Before fighting the seemingly invincible Liston, Clay was asked if he was scared of the heavyweight champion. "Black guys scare white guys a lot more than black guys scare black guys," he replied.
He turned the weigh-in for his Feb. 25, 1964 fight against Liston into a wild scene, ranting and raving, his eyes getting as big as silver dollars as his mouth roared. "This boy is scared to death," the commission doctor reported. "He is emotionally unstable. He is burning energy at an alarming rate."
This scene was just part of Ali's plan. He wanted Liston to think he was crazy. It was all a sham.
That night, Clay's most troublesome time came after the fourth round, when he was blinded by ointment applied to Liston's cut. (The ointment got on Liston's glove and when he hit Clay, it got into Clay's eyes.) He talked of quitting, but trainer Angelo Dundee forced him to continue. A round later, Clay's vision was clear, and he landed several solid blows. When Liston didn't come out for the seventh round, claiming a shoulder injury, Clay was champ at 22.

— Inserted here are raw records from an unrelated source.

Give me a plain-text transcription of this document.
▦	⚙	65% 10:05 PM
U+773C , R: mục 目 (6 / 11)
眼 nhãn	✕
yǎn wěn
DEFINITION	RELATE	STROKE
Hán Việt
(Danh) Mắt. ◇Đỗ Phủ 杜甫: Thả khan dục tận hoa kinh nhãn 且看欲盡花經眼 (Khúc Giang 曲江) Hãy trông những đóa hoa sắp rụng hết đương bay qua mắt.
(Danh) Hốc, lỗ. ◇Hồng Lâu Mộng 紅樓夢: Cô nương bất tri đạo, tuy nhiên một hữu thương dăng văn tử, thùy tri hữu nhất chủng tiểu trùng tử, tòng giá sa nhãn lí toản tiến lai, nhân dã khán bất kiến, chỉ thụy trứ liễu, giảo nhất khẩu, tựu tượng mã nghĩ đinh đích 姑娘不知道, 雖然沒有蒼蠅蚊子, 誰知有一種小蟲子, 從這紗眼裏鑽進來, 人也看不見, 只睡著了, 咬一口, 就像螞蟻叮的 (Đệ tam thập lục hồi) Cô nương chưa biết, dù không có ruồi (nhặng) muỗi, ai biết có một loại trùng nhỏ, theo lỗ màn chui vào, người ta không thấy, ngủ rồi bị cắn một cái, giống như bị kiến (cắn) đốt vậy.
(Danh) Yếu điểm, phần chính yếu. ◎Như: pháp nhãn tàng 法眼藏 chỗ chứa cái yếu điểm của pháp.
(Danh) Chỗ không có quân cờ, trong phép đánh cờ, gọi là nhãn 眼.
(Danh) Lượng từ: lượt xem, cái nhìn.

Before his Nov. 22, 1965 fight with Floyd Patterson, Ali called the former heavyweight champ an "Uncle Tom." He was angry that Patterson refused to call him Muhammad Ali, but continued to call him Clay. Instead of scoring a quick KO, Ali mocked, humiliated and punished Patterson throughout before knocking him out in the 12th round.

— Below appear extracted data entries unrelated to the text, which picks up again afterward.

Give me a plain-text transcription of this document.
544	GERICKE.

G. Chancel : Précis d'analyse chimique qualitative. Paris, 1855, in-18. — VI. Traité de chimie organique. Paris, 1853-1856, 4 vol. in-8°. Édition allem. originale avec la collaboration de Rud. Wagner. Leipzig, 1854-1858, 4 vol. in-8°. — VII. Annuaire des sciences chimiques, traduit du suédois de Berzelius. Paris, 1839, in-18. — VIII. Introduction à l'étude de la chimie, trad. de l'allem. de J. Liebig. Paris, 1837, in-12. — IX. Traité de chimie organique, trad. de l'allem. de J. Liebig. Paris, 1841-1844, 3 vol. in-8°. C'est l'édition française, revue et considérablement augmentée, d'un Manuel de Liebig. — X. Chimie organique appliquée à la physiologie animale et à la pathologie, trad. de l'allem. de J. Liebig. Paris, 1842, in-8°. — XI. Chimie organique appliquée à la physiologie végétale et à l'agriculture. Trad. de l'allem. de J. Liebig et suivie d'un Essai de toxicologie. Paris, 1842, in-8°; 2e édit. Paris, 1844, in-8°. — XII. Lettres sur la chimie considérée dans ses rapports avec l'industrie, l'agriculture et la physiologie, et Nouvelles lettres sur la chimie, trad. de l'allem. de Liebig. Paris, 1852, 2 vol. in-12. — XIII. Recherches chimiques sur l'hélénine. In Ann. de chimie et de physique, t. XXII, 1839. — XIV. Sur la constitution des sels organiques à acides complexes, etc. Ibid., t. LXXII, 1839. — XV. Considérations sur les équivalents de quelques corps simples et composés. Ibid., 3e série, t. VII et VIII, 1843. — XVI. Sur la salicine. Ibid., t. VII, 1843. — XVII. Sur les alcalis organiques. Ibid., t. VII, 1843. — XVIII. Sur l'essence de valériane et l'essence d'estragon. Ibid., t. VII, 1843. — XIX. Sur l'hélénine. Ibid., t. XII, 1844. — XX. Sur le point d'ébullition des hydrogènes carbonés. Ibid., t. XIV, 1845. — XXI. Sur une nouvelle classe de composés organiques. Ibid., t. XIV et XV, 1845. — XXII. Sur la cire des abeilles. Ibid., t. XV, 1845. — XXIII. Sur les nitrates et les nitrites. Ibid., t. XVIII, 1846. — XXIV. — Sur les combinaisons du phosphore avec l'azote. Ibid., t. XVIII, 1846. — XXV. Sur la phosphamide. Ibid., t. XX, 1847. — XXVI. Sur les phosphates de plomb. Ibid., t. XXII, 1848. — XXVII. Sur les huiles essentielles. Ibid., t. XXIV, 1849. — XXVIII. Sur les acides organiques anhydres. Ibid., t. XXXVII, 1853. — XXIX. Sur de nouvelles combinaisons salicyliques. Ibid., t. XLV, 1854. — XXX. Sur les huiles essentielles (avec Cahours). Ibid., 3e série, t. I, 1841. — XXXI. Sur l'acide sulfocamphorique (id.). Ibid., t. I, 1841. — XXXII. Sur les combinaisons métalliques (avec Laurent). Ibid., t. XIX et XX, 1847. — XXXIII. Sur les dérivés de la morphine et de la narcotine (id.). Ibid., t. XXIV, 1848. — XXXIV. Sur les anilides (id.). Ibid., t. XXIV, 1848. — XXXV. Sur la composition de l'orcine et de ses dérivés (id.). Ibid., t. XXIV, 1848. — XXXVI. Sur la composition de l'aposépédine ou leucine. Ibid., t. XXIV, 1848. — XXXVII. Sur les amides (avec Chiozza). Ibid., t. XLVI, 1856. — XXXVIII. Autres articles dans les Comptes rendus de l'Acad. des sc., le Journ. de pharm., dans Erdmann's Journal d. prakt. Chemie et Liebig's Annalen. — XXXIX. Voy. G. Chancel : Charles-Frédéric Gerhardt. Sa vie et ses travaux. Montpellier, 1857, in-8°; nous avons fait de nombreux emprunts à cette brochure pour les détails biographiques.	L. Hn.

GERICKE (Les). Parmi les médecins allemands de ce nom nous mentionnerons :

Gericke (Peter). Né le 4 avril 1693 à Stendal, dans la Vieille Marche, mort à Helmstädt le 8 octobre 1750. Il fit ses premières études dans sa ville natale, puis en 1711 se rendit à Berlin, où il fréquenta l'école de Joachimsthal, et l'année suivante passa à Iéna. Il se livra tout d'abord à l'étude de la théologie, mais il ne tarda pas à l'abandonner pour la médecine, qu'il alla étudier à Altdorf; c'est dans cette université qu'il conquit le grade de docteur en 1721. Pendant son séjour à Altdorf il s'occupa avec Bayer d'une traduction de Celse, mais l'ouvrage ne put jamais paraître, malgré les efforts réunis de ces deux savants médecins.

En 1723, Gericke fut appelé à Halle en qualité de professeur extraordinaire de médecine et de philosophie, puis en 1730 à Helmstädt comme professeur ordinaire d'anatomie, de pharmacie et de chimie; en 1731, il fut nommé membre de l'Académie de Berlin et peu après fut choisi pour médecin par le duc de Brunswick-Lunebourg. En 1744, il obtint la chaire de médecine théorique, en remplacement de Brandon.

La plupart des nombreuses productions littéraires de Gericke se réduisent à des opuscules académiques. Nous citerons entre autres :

After Ali's "I ain't got nothing against them Vietcong" remark, the media's response was immediate and overwhelmingly negative. Such titans of the press as Red Smith and Jimmy Cannon attacked him. One of the few in Ali's corner was Howard Cosell, who defended Ali's constitutional right of free expression.
In 1966, Jack Olsen of "Sports Illustrated" wrote: "(Ali) claims to believe that all whites are devils and challenges any 'whitey' to prove otherwise. He is firmly dedicated to segregation, and he believes that God, or Allah, is on the side of the black man and will cause the downfall of the United States before the end of the year. . . . (These beliefs) were reinforced by simple lessons in hate learned at his father's knee and by advanced lessons in hate learned at the feet of his surrogate father, Elijah Muhammad."
Ali earned an estimated $60 million fighting, more than every other heavyweight champion before him combined.
In 1977, "The Greatest" came to theaters near you. Ali starred as himself. Ernest Borgnine, Robert Duvall, James Earl Jones and Paul Winfield also were in the film.
In 1987, "The Ring" magazine ranked him as the greatest heavyweight ever, a status Ali had claimed for years.